The Washington Post
Thursday is a day we will not forget. It will be remembered, replayed, revisited, and re-examined for years. It is a day with enormous sociological and political significance, not just as a symbol or an emblematic event of a tumultuous era, but something we will likely look back on as a direct cause of change.
As I write this, the day's hearing in the Senate Judiciary Committee is still ongoing. Perhaps by the evening we will know the fate of Brett Kavanaugh's nomination to the Supreme Court. But we already have a good idea of how this spectacle will reverberate through our national life.

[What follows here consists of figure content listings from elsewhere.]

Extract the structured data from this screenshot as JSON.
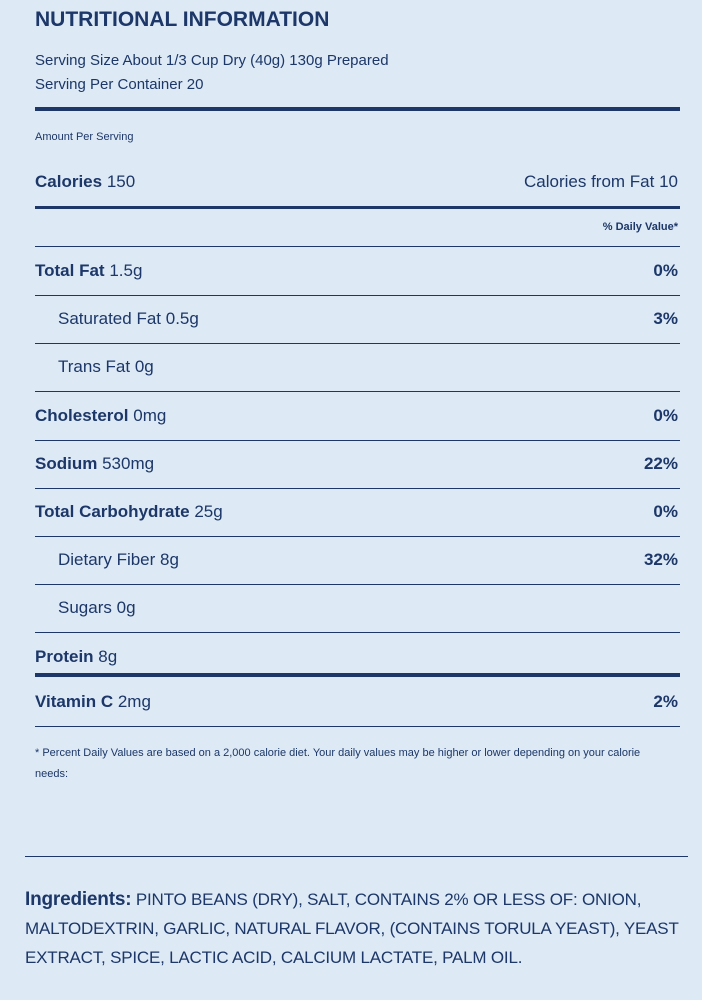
{
  "header": {
    "title": "NUTRITIONAL INFORMATION",
    "serving_size": "Serving Size About 1/3 Cup Dry (40g) 130g Prepared",
    "servings": "Serving Per Container 20"
  },
  "amount_per_serving": "Amount Per Serving",
  "calories": {
    "label": "Calories",
    "value": "150",
    "from_fat": "Calories from Fat 10"
  },
  "daily_value_header": "% Daily Value*",
  "nutrients": [
    {
      "label": "Total Fat",
      "amount": "1.5g",
      "dv": "0%"
    },
    {
      "label": "Saturated Fat",
      "amount": "0.5g",
      "dv": "3%",
      "indent": true
    },
    {
      "label": "Trans Fat",
      "amount": "0g",
      "indent": true
    },
    {
      "label": "Cholesterol",
      "amount": "0mg",
      "dv": "0%"
    },
    {
      "label": "Sodium",
      "amount": "530mg",
      "dv": "22%"
    },
    {
      "label": "Total Carbohydrate",
      "amount": "25g",
      "dv": "0%"
    },
    {
      "label": "Dietary Fiber",
      "amount": "8g",
      "dv": "32%",
      "indent": true
    },
    {
      "label": "Sugars",
      "amount": "0g",
      "indent": true
    },
    {
      "label": "Protein",
      "amount": "8g"
    }
  ],
  "vitamins": [
    {
      "label": "Vitamin C",
      "amount": "2mg",
      "dv": "2%"
    }
  ],
  "footnote": "* Percent Daily Values are based on a 2,000 calorie diet. Your daily values may be higher or lower depending on your calorie needs:",
  "ingredients": {
    "label": "Ingredients:",
    "text": "PINTO BEANS (DRY), SALT, CONTAINS 2% OR LESS OF: ONION, MALTODEXTRIN, GARLIC, NATURAL FLAVOR, (CONTAINS TORULA YEAST), YEAST EXTRACT, SPICE, LACTIC ACID, CALCIUM LACTATE, PALM OIL."
  }
}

In her prepared testimony, Christine Blasey Ford said, "I am here today not because I want to be. I am terrified." And she clearly was. It would be hard enough for anyone to get up in front of all those senators and all those cameras, knowing that the eyes of the world were on you, even if you were testifying about soybean yields or banking regulations.
But to have to describe the most traumatic thing that had ever happened to you, something that you had been taught to treat as a cause of shame? It's almost unimaginable.

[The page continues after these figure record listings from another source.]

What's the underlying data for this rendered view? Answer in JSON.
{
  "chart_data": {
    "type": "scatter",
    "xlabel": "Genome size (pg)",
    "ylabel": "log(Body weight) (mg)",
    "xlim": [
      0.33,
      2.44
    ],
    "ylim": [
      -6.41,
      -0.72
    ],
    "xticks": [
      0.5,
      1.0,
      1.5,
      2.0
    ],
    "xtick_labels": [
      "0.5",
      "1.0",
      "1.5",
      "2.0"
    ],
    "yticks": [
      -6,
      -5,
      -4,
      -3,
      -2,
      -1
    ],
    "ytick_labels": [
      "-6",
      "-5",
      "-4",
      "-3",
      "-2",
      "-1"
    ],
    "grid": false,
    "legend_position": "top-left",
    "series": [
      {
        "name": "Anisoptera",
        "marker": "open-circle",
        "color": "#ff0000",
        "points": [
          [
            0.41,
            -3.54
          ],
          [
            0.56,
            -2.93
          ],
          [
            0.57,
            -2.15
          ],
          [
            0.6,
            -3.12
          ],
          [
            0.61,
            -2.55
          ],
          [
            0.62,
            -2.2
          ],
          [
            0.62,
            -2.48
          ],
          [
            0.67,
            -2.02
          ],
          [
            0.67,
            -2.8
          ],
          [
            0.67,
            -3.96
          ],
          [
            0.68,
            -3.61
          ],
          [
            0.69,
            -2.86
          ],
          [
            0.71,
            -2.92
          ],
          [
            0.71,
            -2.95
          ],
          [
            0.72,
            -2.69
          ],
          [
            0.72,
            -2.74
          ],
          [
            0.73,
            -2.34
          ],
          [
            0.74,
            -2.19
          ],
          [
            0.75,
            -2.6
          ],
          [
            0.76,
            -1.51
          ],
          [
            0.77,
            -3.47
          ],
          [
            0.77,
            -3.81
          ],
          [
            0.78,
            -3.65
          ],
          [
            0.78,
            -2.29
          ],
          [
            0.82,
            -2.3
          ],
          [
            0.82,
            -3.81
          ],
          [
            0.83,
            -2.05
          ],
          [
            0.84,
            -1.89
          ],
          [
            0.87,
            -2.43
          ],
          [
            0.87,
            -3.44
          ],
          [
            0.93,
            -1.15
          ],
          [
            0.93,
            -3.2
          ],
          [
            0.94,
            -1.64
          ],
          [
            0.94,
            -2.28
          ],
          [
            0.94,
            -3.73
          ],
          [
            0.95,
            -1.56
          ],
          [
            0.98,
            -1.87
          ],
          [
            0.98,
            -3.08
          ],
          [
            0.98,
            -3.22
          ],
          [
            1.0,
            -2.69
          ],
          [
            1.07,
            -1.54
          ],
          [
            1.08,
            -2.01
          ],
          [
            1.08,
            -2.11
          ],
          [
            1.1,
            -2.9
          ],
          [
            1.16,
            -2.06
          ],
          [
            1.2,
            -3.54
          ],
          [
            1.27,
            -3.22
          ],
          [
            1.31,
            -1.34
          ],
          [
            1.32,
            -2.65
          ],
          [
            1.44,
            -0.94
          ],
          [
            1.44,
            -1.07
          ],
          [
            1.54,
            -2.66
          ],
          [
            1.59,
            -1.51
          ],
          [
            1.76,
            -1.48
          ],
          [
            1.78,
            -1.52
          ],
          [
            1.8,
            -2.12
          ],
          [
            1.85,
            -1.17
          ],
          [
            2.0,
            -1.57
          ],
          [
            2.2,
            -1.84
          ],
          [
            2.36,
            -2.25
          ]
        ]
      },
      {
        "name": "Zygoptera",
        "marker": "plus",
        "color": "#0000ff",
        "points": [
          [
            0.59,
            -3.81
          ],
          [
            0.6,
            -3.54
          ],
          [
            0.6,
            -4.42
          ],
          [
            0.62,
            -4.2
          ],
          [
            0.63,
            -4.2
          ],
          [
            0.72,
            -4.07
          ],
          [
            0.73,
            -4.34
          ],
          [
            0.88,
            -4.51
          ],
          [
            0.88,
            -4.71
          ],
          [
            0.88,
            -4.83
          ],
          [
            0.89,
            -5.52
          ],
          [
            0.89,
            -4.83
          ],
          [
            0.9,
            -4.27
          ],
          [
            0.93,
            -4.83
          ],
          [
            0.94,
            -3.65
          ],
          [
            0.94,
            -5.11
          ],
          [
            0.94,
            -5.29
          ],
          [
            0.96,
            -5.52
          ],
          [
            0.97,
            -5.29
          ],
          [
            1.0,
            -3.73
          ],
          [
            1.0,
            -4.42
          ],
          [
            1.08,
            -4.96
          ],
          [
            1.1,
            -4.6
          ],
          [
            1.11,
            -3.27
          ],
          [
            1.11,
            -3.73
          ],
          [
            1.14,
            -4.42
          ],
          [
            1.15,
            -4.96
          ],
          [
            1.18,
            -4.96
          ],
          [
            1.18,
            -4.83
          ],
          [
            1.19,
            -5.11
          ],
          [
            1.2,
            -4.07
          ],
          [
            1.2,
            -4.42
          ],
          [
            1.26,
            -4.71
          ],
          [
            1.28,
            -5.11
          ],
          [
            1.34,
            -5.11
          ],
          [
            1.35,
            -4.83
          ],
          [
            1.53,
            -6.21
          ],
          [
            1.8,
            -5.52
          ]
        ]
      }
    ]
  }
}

Twitter (much less the people I happen to follow) is not a representative sample of anything, so take this as anecdotal, but as I watched Ford's testimony with my computer in front of me, what I saw from one woman after another was expressions of pain, anguish, even horror. Whether they had experienced sexual assault themselves, watching someone have to describe her assault to the world, seeing how difficult it was for her, her voice cracking from the strain of keeping her composure, was unspeakably painful.
The most powerful moment so far came when Ford was asked what most stays in her memory from the attack, and she said it was the laughter: Brett Kavanaugh and his friend Mark Judge, laughing with each other as she was gripped by terror.
The women who don't have stories like Ford's, or stories that are worse, know that it is only through good fortune that they avoid being victimized by men with predation on their minds. Their partners, their coworkers, their acquaintances, or just men they walk by on the street have power over them and their bodies. They move through life knowing that they are always vulnerable, and if the worst happens and they are victimized, they will likely be disbelieved and attacked for having the temerity to complain about what was done to them. That is the psychological context in which every woman watches this hearing.